May all beings be happy.

Quotations

"The greatest challenge of our day is: how to bring about a revolution of the heart, a revolution which has to start with each one of us?"

  • Dorothy Day

"…service is the rent each of us pays for living - the very purpose of life and not something you do in your spare time or after you have reached your personal goals.

  • Marian Wright Edelman

"Compassion and nonviolence help us to see the enemy’s point of view, to hear his questions, to know his assessment of ourselves. For from his view we may indeed see the basic weaknesses of our condition, and if we are mature, we may learn and grow and profit from the wisdom of the brothers who are called the opposition."

  • Martin Luther King, Jr.

"Great becomes the fruit. Great the advantage of earnest contemplation, where it is set round with upright conduct."

  • Buddha

"We must cultivate our garden."

  • Voltaire

"Human progress is neither automatic nor inevitable…This is no time for apathy or complacency. This is a time for vigorous positive action."
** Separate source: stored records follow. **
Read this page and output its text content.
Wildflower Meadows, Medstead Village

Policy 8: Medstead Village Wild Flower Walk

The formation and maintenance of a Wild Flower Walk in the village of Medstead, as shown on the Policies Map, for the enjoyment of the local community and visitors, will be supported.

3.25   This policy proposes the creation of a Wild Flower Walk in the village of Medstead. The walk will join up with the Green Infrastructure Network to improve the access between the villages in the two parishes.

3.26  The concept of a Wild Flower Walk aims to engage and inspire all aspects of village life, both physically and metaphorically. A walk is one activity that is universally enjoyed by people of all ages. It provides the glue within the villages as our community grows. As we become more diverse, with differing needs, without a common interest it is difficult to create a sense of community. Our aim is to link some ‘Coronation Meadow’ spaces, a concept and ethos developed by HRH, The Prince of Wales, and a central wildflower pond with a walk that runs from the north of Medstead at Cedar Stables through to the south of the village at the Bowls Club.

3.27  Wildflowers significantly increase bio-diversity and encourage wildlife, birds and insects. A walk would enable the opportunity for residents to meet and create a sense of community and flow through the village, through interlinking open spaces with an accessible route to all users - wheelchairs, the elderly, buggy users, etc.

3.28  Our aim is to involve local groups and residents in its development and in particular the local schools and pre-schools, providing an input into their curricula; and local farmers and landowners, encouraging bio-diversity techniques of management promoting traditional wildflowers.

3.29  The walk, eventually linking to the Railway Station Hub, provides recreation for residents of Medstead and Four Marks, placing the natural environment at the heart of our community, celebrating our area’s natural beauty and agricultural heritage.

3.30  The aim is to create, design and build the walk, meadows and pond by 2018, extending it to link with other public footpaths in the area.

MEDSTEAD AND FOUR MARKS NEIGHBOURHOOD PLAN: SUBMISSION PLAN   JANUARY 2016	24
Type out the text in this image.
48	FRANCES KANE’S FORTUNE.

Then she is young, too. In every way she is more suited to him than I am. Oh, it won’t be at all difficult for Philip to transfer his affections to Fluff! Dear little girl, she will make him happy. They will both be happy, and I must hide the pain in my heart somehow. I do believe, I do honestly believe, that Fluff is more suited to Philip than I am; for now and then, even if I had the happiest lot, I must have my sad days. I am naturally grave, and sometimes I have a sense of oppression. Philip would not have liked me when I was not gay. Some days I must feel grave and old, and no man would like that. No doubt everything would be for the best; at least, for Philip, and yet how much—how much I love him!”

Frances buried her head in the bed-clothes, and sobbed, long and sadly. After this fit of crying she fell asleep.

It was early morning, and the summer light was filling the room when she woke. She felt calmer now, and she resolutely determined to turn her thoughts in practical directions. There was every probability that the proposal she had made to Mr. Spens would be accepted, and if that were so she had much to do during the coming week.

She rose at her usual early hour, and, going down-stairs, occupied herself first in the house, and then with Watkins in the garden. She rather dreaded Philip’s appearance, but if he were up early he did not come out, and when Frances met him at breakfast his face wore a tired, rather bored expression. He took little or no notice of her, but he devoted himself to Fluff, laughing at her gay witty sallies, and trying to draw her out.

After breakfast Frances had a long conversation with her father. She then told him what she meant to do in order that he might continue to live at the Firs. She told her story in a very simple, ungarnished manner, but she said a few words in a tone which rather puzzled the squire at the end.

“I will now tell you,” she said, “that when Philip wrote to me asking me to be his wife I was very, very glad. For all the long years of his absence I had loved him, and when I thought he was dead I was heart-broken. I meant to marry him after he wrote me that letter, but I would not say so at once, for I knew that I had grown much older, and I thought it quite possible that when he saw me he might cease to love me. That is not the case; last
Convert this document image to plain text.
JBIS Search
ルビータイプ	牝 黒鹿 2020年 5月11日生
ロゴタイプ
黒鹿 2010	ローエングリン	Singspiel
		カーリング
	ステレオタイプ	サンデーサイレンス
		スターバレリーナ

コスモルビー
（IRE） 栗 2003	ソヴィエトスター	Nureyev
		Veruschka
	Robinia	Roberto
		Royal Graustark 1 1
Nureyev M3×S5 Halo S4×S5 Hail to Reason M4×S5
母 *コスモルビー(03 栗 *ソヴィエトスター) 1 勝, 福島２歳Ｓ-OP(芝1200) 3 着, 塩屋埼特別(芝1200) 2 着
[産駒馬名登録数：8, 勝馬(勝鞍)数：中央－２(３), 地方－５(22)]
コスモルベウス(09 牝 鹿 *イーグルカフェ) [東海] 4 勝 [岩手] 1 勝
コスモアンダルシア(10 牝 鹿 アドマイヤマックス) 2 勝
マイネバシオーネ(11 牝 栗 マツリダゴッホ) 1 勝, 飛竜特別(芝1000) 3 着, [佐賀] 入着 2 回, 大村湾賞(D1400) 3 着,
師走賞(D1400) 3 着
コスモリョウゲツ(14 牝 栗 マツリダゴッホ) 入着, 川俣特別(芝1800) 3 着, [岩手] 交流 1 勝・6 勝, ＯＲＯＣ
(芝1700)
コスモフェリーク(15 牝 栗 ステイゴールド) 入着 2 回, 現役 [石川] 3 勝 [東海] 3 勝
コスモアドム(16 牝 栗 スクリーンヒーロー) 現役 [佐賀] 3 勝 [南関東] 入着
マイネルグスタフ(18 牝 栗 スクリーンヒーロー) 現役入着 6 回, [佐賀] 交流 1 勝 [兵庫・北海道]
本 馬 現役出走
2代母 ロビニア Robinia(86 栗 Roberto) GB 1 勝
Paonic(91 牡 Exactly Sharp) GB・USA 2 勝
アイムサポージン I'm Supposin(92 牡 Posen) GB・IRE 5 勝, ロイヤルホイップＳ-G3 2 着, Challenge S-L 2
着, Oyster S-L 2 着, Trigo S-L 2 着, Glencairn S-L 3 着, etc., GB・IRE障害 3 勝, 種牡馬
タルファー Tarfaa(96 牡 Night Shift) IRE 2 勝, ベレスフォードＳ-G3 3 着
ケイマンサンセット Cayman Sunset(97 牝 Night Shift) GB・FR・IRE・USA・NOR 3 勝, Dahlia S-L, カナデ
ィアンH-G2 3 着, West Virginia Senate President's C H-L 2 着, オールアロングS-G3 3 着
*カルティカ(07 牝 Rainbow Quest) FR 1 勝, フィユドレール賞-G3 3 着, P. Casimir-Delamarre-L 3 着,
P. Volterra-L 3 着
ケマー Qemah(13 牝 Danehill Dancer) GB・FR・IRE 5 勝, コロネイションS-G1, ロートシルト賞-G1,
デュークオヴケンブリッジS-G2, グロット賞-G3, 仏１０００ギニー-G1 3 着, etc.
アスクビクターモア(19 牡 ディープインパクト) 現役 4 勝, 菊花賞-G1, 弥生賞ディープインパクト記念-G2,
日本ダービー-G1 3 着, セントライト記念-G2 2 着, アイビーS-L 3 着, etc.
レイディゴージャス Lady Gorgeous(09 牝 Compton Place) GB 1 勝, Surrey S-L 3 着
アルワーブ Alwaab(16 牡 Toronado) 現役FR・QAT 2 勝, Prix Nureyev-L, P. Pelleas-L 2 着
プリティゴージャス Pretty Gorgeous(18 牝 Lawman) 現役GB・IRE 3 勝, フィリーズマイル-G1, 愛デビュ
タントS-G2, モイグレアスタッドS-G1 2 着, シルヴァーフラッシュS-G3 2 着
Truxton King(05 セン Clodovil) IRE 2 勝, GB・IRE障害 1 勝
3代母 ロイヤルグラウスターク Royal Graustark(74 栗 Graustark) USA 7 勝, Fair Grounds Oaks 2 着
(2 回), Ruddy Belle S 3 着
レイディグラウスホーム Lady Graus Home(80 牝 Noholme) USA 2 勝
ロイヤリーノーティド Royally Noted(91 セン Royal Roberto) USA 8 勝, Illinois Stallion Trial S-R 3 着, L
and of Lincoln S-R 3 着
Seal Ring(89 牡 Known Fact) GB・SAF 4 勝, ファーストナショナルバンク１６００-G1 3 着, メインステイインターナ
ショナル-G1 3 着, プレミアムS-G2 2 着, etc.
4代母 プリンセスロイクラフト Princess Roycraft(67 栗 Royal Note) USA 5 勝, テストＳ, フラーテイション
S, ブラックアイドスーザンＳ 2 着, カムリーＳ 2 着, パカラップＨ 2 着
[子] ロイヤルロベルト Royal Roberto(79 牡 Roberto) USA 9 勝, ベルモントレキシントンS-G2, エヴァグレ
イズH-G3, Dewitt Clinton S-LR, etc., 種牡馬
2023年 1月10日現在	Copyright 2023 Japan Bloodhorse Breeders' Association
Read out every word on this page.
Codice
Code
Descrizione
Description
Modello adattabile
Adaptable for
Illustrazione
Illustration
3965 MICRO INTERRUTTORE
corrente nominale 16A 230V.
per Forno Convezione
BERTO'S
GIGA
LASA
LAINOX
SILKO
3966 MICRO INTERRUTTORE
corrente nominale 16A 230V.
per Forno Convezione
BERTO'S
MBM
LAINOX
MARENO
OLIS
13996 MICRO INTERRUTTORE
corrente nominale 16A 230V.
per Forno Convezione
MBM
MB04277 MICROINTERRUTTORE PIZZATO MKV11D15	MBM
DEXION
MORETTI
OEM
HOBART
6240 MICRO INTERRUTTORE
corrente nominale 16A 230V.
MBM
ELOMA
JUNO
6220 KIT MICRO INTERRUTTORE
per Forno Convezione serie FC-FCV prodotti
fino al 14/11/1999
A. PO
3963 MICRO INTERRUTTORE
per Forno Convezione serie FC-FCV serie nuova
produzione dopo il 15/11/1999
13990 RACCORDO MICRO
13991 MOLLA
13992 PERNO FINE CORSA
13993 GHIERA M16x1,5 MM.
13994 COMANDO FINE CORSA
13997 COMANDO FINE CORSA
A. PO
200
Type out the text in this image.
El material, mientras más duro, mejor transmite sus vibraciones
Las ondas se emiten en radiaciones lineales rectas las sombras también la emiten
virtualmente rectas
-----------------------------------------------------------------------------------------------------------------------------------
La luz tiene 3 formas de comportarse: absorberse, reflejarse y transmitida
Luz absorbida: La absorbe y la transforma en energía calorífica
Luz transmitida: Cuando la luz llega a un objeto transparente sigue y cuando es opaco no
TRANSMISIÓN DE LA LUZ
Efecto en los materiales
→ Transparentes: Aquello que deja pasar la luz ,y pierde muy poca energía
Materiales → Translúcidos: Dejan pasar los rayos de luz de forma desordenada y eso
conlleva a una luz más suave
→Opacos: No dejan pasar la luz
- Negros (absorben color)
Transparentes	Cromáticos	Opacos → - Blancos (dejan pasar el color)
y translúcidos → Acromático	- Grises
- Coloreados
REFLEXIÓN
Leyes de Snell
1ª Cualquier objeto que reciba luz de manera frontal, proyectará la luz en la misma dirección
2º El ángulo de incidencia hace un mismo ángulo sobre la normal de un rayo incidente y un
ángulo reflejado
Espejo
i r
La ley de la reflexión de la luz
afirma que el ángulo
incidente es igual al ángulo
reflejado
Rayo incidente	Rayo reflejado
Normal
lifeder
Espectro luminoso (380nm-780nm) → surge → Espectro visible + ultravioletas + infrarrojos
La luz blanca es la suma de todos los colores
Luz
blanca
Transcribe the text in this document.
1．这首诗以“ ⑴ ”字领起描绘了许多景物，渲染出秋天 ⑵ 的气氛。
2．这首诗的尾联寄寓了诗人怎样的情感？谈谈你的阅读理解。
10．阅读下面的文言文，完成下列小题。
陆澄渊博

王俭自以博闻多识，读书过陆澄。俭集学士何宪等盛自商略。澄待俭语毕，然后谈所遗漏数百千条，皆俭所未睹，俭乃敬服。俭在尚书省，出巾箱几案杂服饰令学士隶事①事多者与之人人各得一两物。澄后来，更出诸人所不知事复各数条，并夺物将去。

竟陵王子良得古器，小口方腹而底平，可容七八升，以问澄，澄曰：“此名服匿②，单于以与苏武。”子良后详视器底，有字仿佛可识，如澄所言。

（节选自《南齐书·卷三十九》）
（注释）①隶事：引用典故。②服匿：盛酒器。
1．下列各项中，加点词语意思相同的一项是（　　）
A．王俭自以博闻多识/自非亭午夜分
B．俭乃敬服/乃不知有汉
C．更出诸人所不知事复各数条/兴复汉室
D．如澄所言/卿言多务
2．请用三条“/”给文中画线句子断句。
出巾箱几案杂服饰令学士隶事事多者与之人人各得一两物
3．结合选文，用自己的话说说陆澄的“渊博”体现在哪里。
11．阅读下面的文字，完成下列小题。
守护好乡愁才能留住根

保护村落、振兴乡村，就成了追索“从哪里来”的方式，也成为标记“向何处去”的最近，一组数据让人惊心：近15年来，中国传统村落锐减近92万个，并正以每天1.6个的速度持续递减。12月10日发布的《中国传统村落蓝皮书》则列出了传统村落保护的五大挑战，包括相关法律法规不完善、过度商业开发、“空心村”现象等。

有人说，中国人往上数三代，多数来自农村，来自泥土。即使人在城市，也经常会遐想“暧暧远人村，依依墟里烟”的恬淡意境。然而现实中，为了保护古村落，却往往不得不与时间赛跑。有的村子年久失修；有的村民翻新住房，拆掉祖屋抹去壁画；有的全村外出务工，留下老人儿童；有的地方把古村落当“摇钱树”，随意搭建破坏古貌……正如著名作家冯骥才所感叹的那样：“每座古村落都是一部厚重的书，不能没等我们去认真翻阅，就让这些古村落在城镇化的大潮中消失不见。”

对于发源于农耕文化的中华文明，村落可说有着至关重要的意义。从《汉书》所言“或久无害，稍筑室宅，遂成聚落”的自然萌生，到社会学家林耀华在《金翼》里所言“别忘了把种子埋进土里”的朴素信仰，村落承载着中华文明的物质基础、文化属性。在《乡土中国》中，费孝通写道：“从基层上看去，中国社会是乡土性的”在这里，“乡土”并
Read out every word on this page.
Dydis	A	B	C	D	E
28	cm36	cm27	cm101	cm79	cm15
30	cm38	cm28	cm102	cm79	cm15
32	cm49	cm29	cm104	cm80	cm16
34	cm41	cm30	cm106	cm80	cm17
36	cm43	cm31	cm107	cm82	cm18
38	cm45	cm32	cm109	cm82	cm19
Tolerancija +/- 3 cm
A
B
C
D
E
  • Martin Luther King, Jr.

" ‘There’s no use in trying,’ she said: ‘one can’t believe impossible things.’ ‘I daresay you haven’t had much practice’, said the Queen. ‘When I was your age, I always did it for half-an-hour a day. Why, sometimes I’ve believed as many as six impossible things before breakfast.’ "

  • Lewis Carroll

"The only thing necessary for evil to triumph is for good men to do nothing."

  • Edmund Burke

"Complacency is a far more dangerous attitude than outrage."

  • Naomi Littlebear

"My definition of a free society is a society where it is safe to be unpopular."

  • Adlai Stevenson

"In the struggle for justice the only reward is the opportunity to be in the struggle. You can’t expect that you’re going to have it tomorrow. You just have to keep working on it."

  • Frederick Douglas

"To love without role, without power plays, is revolution."

  • Rita Mae Brown

"Being on a tightrope is living, everything else is just waiting."

  • Karl Wallenda

"Lean liberty is better than fat slavery."

  • Proverb

"In the end more than they wanted freedom, they wanted security. Where the Athenians finally wanted not to give to society but for society to give to them. When the freedom they wished for was freedom for responsibility, then Athens ceased to be free."